Assessing the history of African & African American Studies is especially meaningful in 2020, when questions of the Black experience, race relations, structural racism, and promoting diversity play an increasingly visible role in U.S. politics and culture. Mark Anthony Neal, the James B. Duke Professor of African & African American Studies and Chair of the Department, speaks to the role the discipline can play in equipping students—and the broader public—to navigate the challenges to come.

“Institutions face tremendous scrutiny and censure when they fail to embrace diversity. From the vantage point of being among the many departments in the Trinity College of Arts & Sciences committed to preparing students for the world beyond Duke’s campus – where there is a continuous need for diverse perspectives and people – Black Studies helps prepare students for that world.

“Graduates of our department have been able to apply their training with us to work in the fields of medicine, public policy, and law and criminal justice, to name just a few examples. And as the continent of Africa emerges as a collaborative partner for so many global entities, of course there will be a need for journalists, anthropologists, and historians trained in contemporary Africa.”

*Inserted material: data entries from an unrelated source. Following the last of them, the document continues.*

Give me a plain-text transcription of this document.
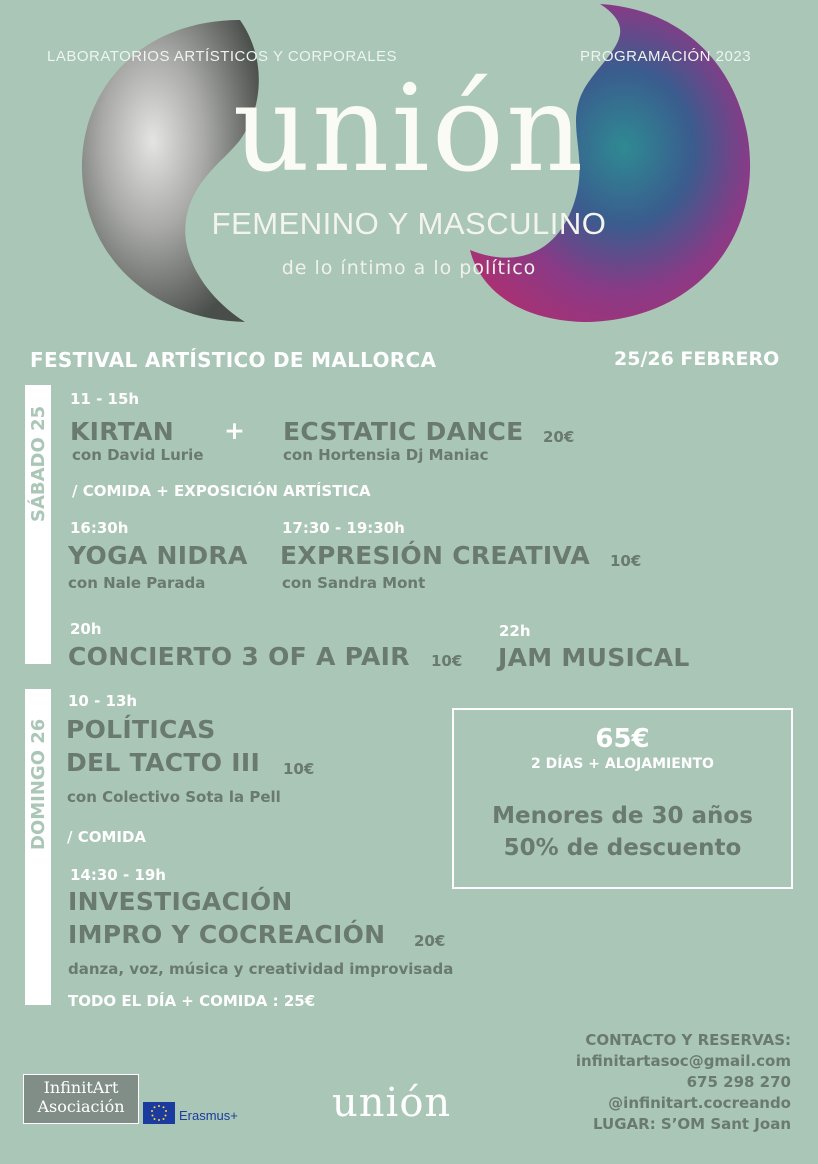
LABORATORIOS ARTÍSTICOS Y CORPORALES	PROGRAMACIÓN 2023
unión
FEMENINO Y MASCULINO
de lo íntimo a lo político
FESTIVAL ARTÍSTICO DE MALLORCA	25/26 FEBRERO
SÁBADO 25
11 - 15h
KIRTAN +
con David Lurie
ECSTATIC DANCE 20€
con Hortensia Dj Maniac
/ COMIDA + EXPOSICIÓN ARTÍSTICA
16:30h
YOGA NIDRA
con Nale Parada
17:30 - 19:30h
EXPRESIÓN CREATIVA 10€
con Sandra Mont
20h
CONCIERTO 3 OF A PAIR 10€
22h
JAM MUSICAL
DOMINGO 26
10 - 13h
POLÍTICAS
DEL TACTO III 10€
con Colectivo Sota la Pell
/ COMIDA
14:30 - 19h
INVESTIGACIÓN
IMPRO Y COCREACIÓN 20€
danza, voz, música y creatividad improvisada
TODO EL DÍA + COMIDA : 25€
65€
2 DÍAS + ALOJAMIENTO
Menores de 30 años
50% de descuento
CONTACTO Y RESERVAS:
infinitartasoc@gmail.com
675 298 270
@infinitart.cocreando
LUGAR: S’OM Sant Joan
InfinitArt
Asociación	Erasmus+ unión
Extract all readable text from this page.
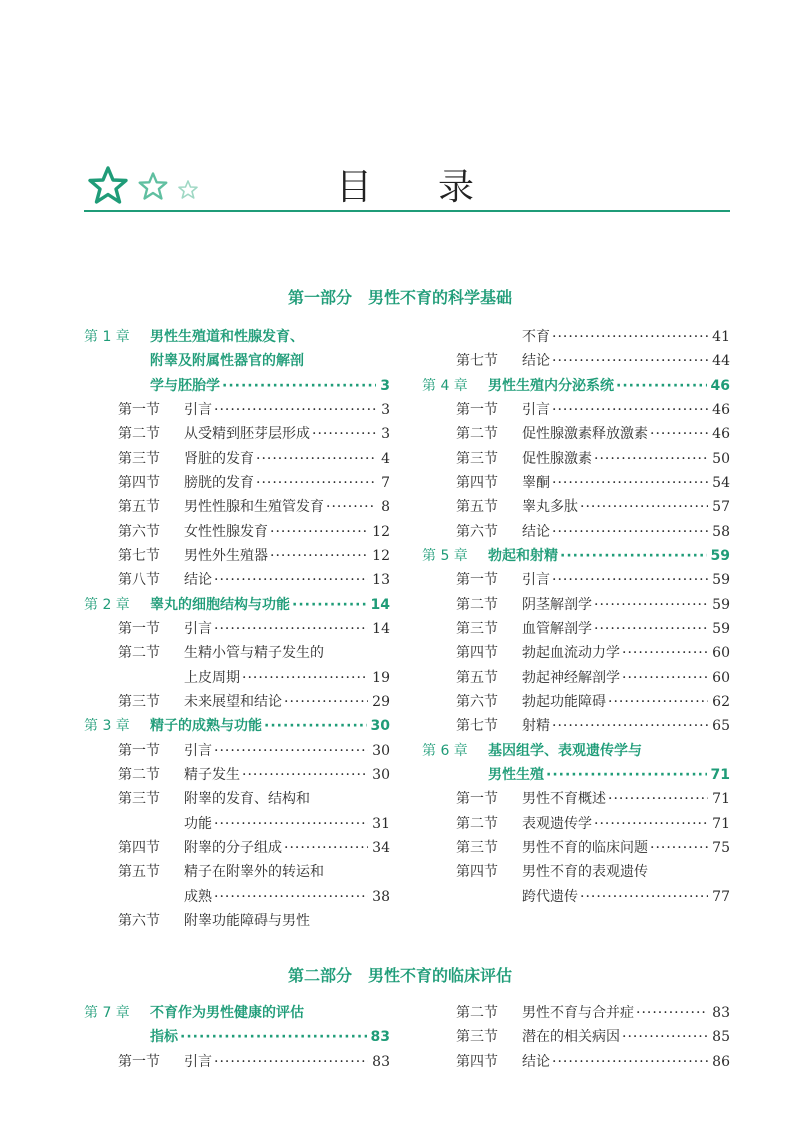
目录
第一部分　男性不育的科学基础
第 1 章 男性生殖道和性腺发育、
附睾及附属性器官的解剖
学与胚胎学 ·····	3
第一节 引言 ·····	3
第二节 从受精到胚芽层形成 ·····	3
第三节 肾脏的发育 ·····	4
第四节 膀胱的发育 ·····	7
第五节 男性性腺和生殖管发育 ·····	8
第六节 女性性腺发育 ·····	12
第七节 男性外生殖器 ·····	12
第八节 结论 ·····	13
第 2 章 睾丸的细胞结构与功能 ·····	14
第一节 引言 ·····	14
第二节 生精小管与精子发生的
上皮周期 ·····	19
第三节 未来展望和结论 ·····	29
第 3 章 精子的成熟与功能 ·····	30
第一节 引言 ·····	30
第二节 精子发生 ·····	30
第三节 附睾的发育、结构和
功能 ·····	31
第四节 附睾的分子组成 ·····	34
第五节 精子在附睾外的转运和
成熟 ·····	38
第六节 附睾功能障碍与男性
不育 ·····	41
第七节 结论 ·····	44
第 4 章 男性生殖内分泌系统 ·····	46
第一节 引言 ·····	46
第二节 促性腺激素释放激素 ·····	46
第三节 促性腺激素 ·····	50
第四节 睾酮 ·····	54
第五节 睾丸多肽 ·····	57
第六节 结论 ·····	58
第 5 章 勃起和射精 ·····	59
第一节 引言 ·····	59
第二节 阴茎解剖学 ·····	59
第三节 血管解剖学 ·····	59
第四节 勃起血流动力学 ·····	60
第五节 勃起神经解剖学 ·····	60
第六节 勃起功能障碍 ·····	62
第七节 射精 ·····	65
第 6 章 基因组学、表观遗传学与
男性生殖 ·····	71
第一节 男性不育概述 ·····	71
第二节 表观遗传学 ·····	71
第三节 男性不育的临床问题 ·····	75
第四节 男性不育的表观遗传
跨代遗传 ·····	77
第二部分　男性不育的临床评估
第 7 章 不育作为男性健康的评估
指标 ·····	83
第一节 引言 ·····	83
第二节 男性不育与合并症 ·····	83
第三节 潜在的相关病因 ·····	85
第四节 结论 ·····	86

“As one of the leading Black Studies units in the country, and one that epitomizes the interdisciplinary spirit of Duke – we boast economists, historians, literary theorists, art historians, a choreographer, political scientists, journalists, digital humanists, cultural theorists, social scientists, and a geneticist among our faculty. African & African American Studies is well positioned to continue its impact in the field and beyond. 

“Critical to the role has been the willingness of the department’s faculty to be present on diverse media platforms, be it National Public Radio, traditional print media, national talks shows, and, of course, social media.  This part of the mission reflects one of the early concerns of the field: that it remains connected to those publics that don’t always have access to institutions like Duke, while also advocating for increased access.”

Samuel F.C. Daly

What ties all these intersecting approaches and methods together, says Samuel F.C. Daly, Assistant Professor of African & African American Studies, is their commitment to building a better world.

“Historians are bad at predicting the future, but I think the study of Africa and the African diaspora is going to become more urgent in our lifetimes – not only as an academic field, but as a design for living. African philosophy, literature and political economy offer a set of tools that the rest of the world needs more with every passing year. In the last couple of centuries, African societies have found ways to thrive in times of scarcity and political tumult. As those conditions bear down on the United States, I think we’ll find that social theories and political strategies from Africa might help us navigate what comes next.

“I’m sure that black studies will change – it is always in motion. But it will always have an ethical project at its center. Black studies is more than one project, but the thing that most commonly brings us together is a humanistic concern with the politics of difference, and how those politics can be made better.”